People accuse this music of being clichéd or boring, but it is neither of these things if played well. It’s musically interesting, apparently simple yet sophisticated: a repeated pattern (“ostinato”) in the bass, initially heard unadorned by solo cello/continuo, forms the foundation for a work which grows in texture and drama, alternating between fast and slow notes, two- and four-bar units, and major and minor chords. The interplay and overlap between the upper voices (three violins) create complex harmonies, including some piquant crunchy disonnances. The “ostinato” or ground bass is a popular device – taken up by Bach, Haydn, Mozart, Chopin (Berceuse) and Bill Evans (Peace Piece) and many others. I’ve even heard Pachelbel’s ground bass in a song by a Hip Hop band which my son likes.
Last week I attended a candlelit concert at St Martin-in-the-Fields, given by members of the LMA Orchestra.
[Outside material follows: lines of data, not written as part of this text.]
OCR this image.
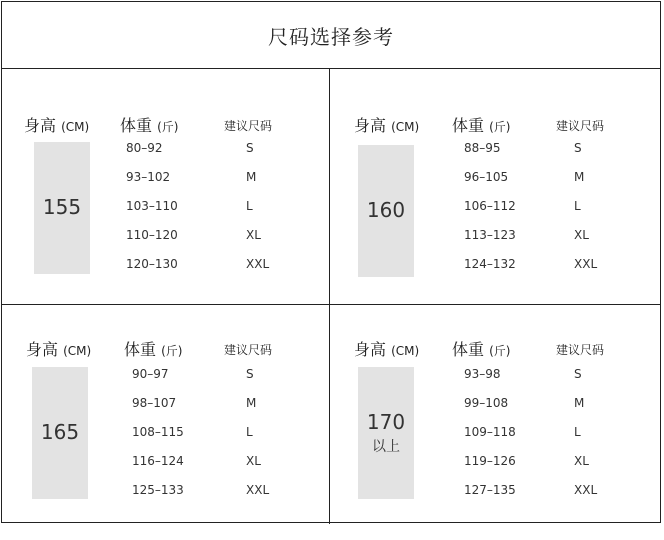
尺码选择参考
身高 (CM) 体重 (斤)	建议尺码
155
80–92	S
93–102	M
103–110	L
110–120	XL
120–130	XXL
身高 (CM) 体重 (斤)	建议尺码
160
88–95	S
96–105	M
106–112	L
113–123	XL
124–132	XXL
身高 (CM) 体重 (斤)	建议尺码
165
90–97	S
98–107	M
108–115	L
116–124	XL
125–133	XXL
身高 (CM) 体重 (斤)	建议尺码
170
以上
93–98	S
99–108	M
109–118	L
119–126	XL
127–135	XXL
The enjoyable programme focussed on music by Bach and Vivaldi, including Bach’s wonderful Double Concerto for Two Violins, Air on a G-string, and Pachelbel’s Canon in D. There were only seven players, and, apart from the cellist and harpsichordist, they performed standing up, which immediately lent a different dynamic to the music and its performance. This was noticeable in every piece, but I was particularly interested to hear, and see, how they would approach Pachelbel’s Canon. We were sitting close to the musicians, in the side pews, which gave us a good view of how they interacted, physically and musically. They leaned into the music, gestured towards one another as the theme was passed between them, bringing greater clarity, vibrancy and emotion to the musical lines. It was almost as if they were drawing a diagram of the structure of the music through their movements. It was a refreshing take on this well-known piece and I heard it afresh, appreciating its sophistication. In addition, the entire programme was beautifully played, every line crisply articulated, finessed and refined. And by standing to perform, the musicians lent a greater sense of the energy of ensemble playing to their performance.
I had a similar experience with another very well-known piece which has been subjected to many rather clichéd readings and which gained huge popularity after ice skaters Torvill and Dean used it in their ice dancing sequence at the 1984 Winter Olympics – Ravel’s Bolero, also a work which uses an ostinato device (the repeating rhythmic figure in the snare drum). I learnt the piano 4-hands transcription some years ago and, while this wasn’t the best rendering of the music, in doing so I really appreciated Ravel’s skill in creating and sustaining drama. As in Pachelbel’s Canon, the ostinato figure brings a hypnotic atmosphere to the music, while the melody is passed amongst different instruments (also as in the Pachelbel), continually re-orchestrating the theme. The work has a constant crescendo, rising to an extreme fortissimo climax in C major. The trick is to not to peak too early, so to speak, but to sustain the rising sense of drama over the course of some 15 minutes of music. Done well, it’s mesmeric and engrossingly sensuous.
There’s a good reason why these works, and others which suffer from over-playing on the radio or in concert, are so popular: they are really great pieces, whose popularity does not mean they are “bad music”. And when they were first written these works were not considered ubiquitous or clichéd, but fresh, different and exciting.